問34 2012年9月基礎
問34 問題文
不動産仮登記に関する次の記述のうち,最も適切なものはどれか。
1) 所有権移転の仮登記は,実体上すでに所有権が移転している場合には,することができない。
2) 所有権移転請求権の仮登記は,所有権の移転がまだ生じていない場合に,することができる。
3) 所有権移転の仮登記をした場合には,抵当権設定登記はできるが,所有権移転登記はすることができない。
4) 地上権設定の仮登記は,権利部の甲区に記録される。
問34 解答・解説
不動産の仮登記に関する問題です。
仮登記とは、「実体上」・「手続上」の要件が備わっていないため、登記をすることができない場合、将来その要件が備わったときに完全な登記(本登記)をすることを前提とした登記です。
1) は、不適切。実体上すでに所有権が移転している場合でも、所有権移転の仮登記(1号仮登記)は可能です。
1号仮登記は、実体上の所有権移転は生じているものの、書類の不備等で手続上の要件が揃わなかった場合に申請するものです。

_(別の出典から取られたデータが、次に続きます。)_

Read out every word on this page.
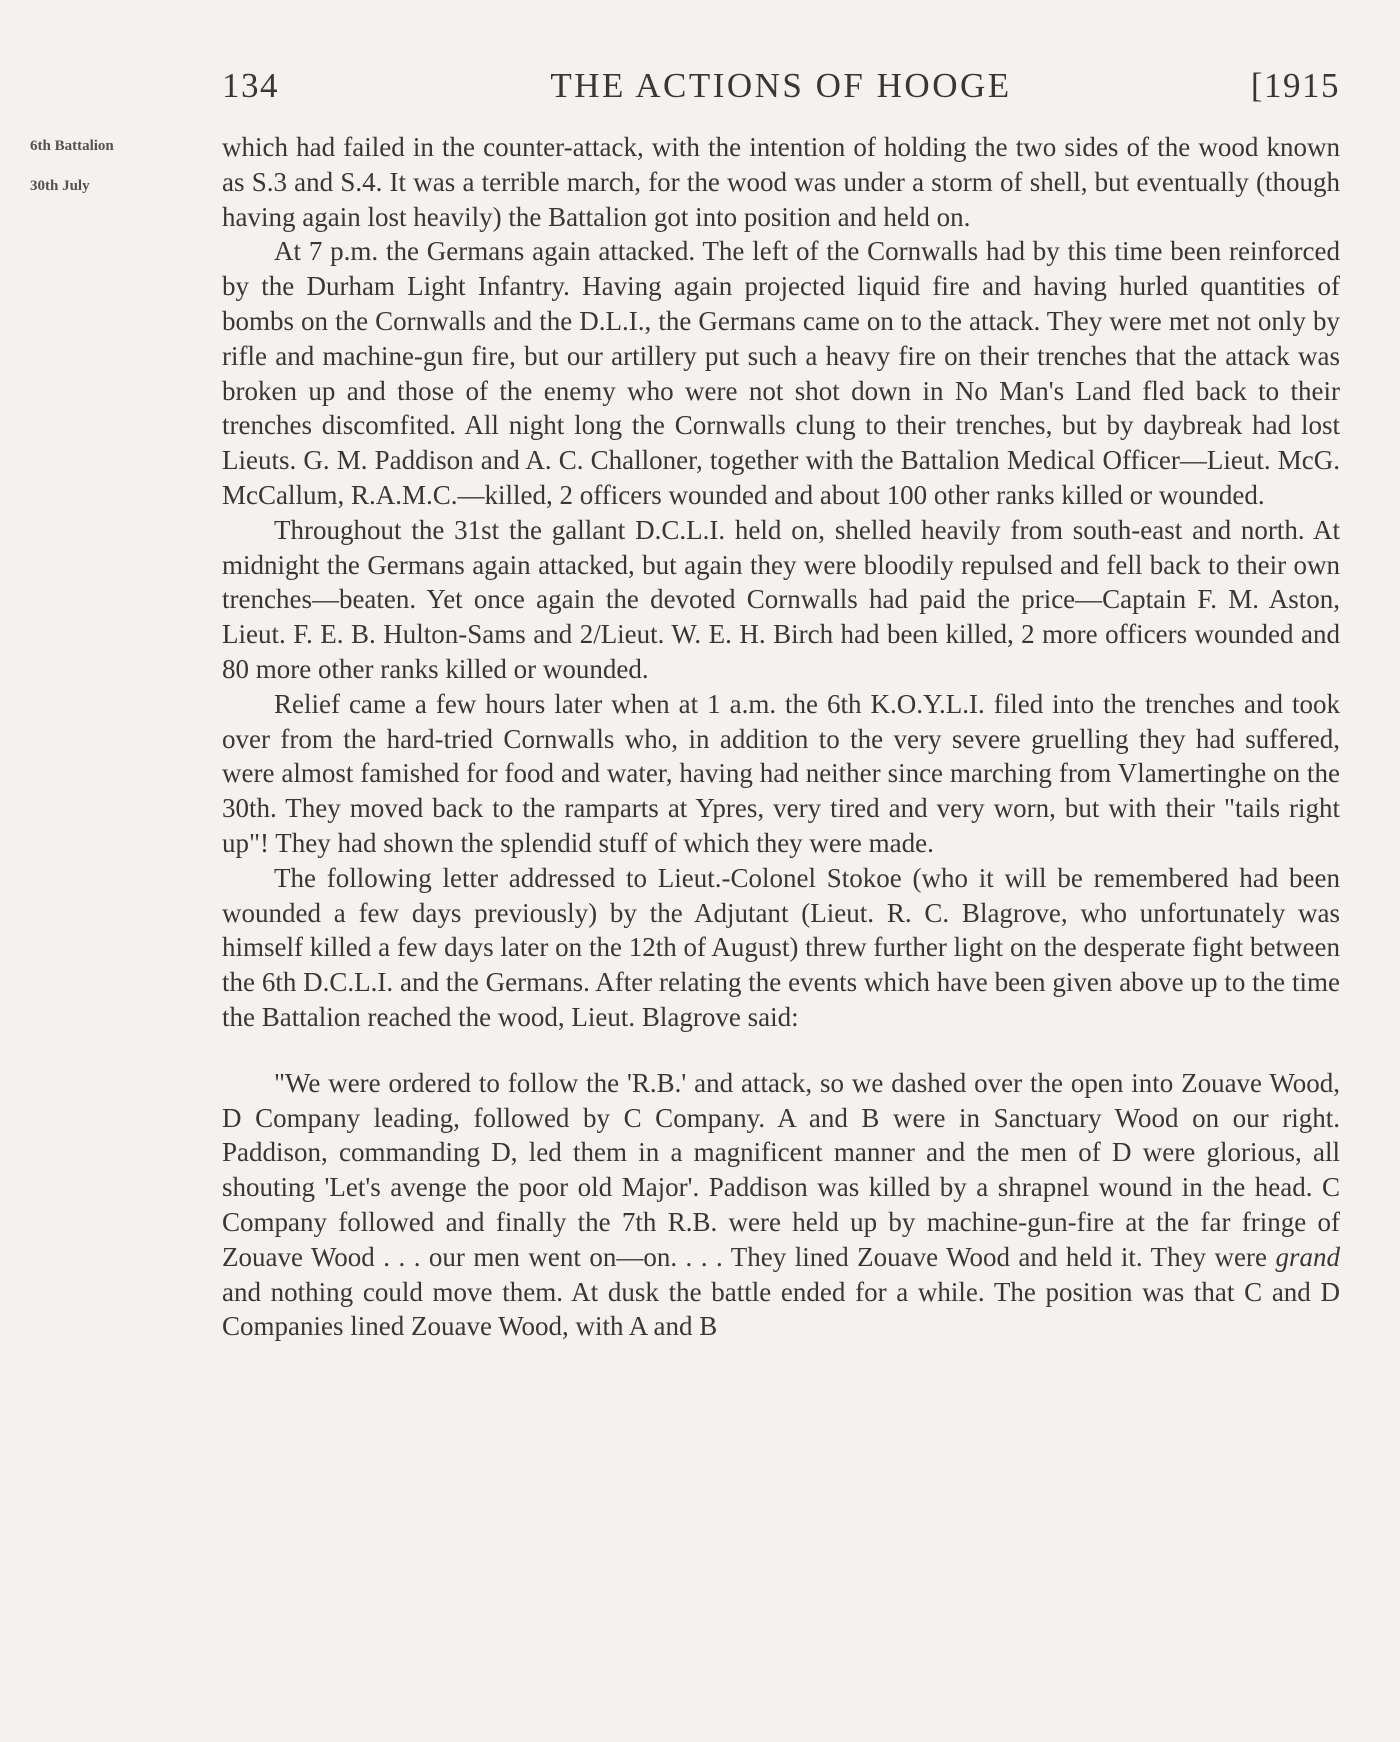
134	THE ACTIONS OF HOOGE	[1915
6th Battalion
30th July

which had failed in the counter-attack, with the intention of holding the two sides of the wood known as S.3 and S.4. It was a terrible march, for the wood was under a storm of shell, but eventually (though having again lost heavily) the Battalion got into position and held on.

At 7 p.m. the Germans again attacked. The left of the Cornwalls had by this time been reinforced by the Durham Light Infantry. Having again projected liquid fire and having hurled quantities of bombs on the Cornwalls and the D.L.I., the Germans came on to the attack. They were met not only by rifle and machine-gun fire, but our artillery put such a heavy fire on their trenches that the attack was broken up and those of the enemy who were not shot down in No Man's Land fled back to their trenches discomfited. All night long the Cornwalls clung to their trenches, but by daybreak had lost Lieuts. G. M. Paddison and A. C. Challoner, together with the Battalion Medical Officer—Lieut. McG. McCallum, R.A.M.C.—killed, 2 officers wounded and about 100 other ranks killed or wounded.

Throughout the 31st the gallant D.C.L.I. held on, shelled heavily from south-east and north. At midnight the Germans again attacked, but again they were bloodily repulsed and fell back to their own trenches—beaten. Yet once again the devoted Cornwalls had paid the price—Captain F. M. Aston, Lieut. F. E. B. Hulton-Sams and 2/Lieut. W. E. H. Birch had been killed, 2 more officers wounded and 80 more other ranks killed or wounded.

Relief came a few hours later when at 1 a.m. the 6th K.O.Y.L.I. filed into the trenches and took over from the hard-tried Cornwalls who, in addition to the very severe gruelling they had suffered, were almost famished for food and water, having had neither since marching from Vlamertinghe on the 30th. They moved back to the ramparts at Ypres, very tired and very worn, but with their "tails right up"! They had shown the splendid stuff of which they were made.

The following letter addressed to Lieut.-Colonel Stokoe (who it will be remembered had been wounded a few days previously) by the Adjutant (Lieut. R. C. Blagrove, who unfortunately was himself killed a few days later on the 12th of August) threw further light on the desperate fight between the 6th D.C.L.I. and the Germans. After relating the events which have been given above up to the time the Battalion reached the wood, Lieut. Blagrove said:

"We were ordered to follow the 'R.B.' and attack, so we dashed over the open into Zouave Wood, D Company leading, followed by C Company. A and B were in Sanctuary Wood on our right. Paddison, commanding D, led them in a magnificent manner and the men of D were glorious, all shouting 'Let's avenge the poor old Major'. Paddison was killed by a shrapnel wound in the head. C Company followed and finally the 7th R.B. were held up by machine-gun-fire at the far fringe of Zouave Wood . . . our men went on—on. . . . They lined Zouave Wood and held it. They were grand and nothing could move them. At dusk the battle ended for a while. The position was that C and D Companies lined Zouave Wood, with A and B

(実体上の所有権が「登記名義人」から「仮登記権利者」に移転済み)
2) は、適切。所有権の移転がまだ生じていない場合、所有権移転請求権の仮登記(2号仮登記)は可能です。
2号仮登記は、実体上の所有権移転は生じていないものの、所有権移転請求権があるときに、請求権を保全する場合に申請するものです。
(実体上の所有権が「登記名義人」から「仮登記権利者」に移転していない)
3) は、不適切。仮登記は将来の順位を保全するものの、対抗力はないことから、所有権移転の仮登記がされた後でも、抵当権設定登記や所有権移転登記(本登記)が可能です。
4) は、不適切。所有権に関する事項は、登記記録の権利部甲区に記録され、所有権以外の権利(地上権・抵当権・賃借権等)に関する事項は権利部乙区に記録されます。
なお、地上権とは、借地権の1つで、他人の所有する土地を使用する権利のことです。